Archer memperhatikan senyum Olivia yang melebar saat dia menjelaskan, "Yah, semua rekrutan baru memujamu. Berkat Iman Fireheart yang menyebar ke seluruh kerajaan, mereka melihatmu sebagai seorang mesias dan menyebarkan perbuatanmu ke mana-mana."

Dia terkekeh saat mendengar ini dan bertanya, "Apakah mereka ada di Draconia?"

Olivia mengangguk, ”Ya, mereka menetap di Pelabuhan Dragonreach di sebelah barat daya Bastion dan Kota Drakonia.

"Baiklah, setelah saya selesai di sini, saya akan mengunjungi mereka," katanya. "Bagaimana perekrutannya?"

"Semuanya berjalan dengan baik, Yang Mulia.

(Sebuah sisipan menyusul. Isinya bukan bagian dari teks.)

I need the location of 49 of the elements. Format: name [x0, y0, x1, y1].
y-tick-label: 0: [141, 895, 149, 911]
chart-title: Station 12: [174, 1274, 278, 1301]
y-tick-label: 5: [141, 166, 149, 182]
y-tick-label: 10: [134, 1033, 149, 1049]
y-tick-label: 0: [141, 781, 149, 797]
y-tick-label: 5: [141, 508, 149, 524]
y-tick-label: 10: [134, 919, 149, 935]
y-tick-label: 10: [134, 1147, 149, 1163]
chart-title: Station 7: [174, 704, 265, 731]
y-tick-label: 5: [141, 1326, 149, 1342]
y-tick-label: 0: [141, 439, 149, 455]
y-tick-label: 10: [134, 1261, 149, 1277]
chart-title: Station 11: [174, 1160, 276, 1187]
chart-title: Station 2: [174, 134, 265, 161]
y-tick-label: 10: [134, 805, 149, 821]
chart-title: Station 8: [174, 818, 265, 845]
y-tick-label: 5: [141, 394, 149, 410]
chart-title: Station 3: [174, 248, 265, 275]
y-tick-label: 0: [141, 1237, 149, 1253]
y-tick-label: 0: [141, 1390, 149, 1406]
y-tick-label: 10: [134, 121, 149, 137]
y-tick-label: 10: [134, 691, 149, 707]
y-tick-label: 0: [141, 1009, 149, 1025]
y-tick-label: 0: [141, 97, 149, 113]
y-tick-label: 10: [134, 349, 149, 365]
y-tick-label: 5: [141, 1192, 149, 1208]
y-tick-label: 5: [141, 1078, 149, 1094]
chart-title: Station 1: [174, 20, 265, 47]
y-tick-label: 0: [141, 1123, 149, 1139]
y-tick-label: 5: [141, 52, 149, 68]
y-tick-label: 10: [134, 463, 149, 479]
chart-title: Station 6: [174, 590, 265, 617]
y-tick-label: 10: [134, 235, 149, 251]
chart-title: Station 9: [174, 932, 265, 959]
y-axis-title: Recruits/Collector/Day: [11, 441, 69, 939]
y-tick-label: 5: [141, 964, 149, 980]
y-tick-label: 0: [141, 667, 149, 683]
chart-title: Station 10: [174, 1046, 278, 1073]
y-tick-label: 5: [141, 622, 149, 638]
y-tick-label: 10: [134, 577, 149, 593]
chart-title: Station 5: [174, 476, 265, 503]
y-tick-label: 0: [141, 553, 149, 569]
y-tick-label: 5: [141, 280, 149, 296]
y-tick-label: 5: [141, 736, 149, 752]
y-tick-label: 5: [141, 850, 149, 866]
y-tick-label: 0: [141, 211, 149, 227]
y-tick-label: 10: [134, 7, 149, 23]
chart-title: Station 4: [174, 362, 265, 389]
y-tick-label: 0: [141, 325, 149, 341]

Banyak orang bergabung dan dilatih oleh para Pelaut Naga yang sudah berpengalaman," jawabnya sambil menatap kapal-kapal. "Kami hampir memiliki cukup pelaut untuk mengoperasikan armada, tetapi kami menunggu Legiun Marinir dilatih dan diuji di Pulau Terabaikan."

“Tidak akan lama lagi. Setelah Marinir siap, aku ingin kau memastikan perlindungan Draconia sampai armada lainnya selesai dibangun,” Archer memberi pengarahan kepada Olivia. “Aku akan meminta legiun kedua dan ketiga membangun Pangkalan Angkatan Laut, yang memungkinkan armada dibagi menjadi empat skuadron. Setiap skuadron akan terdiri dari empat kapal perang, sepuluh kapal penjelajah, kapal perusak, dan fregat. Mereka akan ditempatkan secara strategis di sekitar Draconia.”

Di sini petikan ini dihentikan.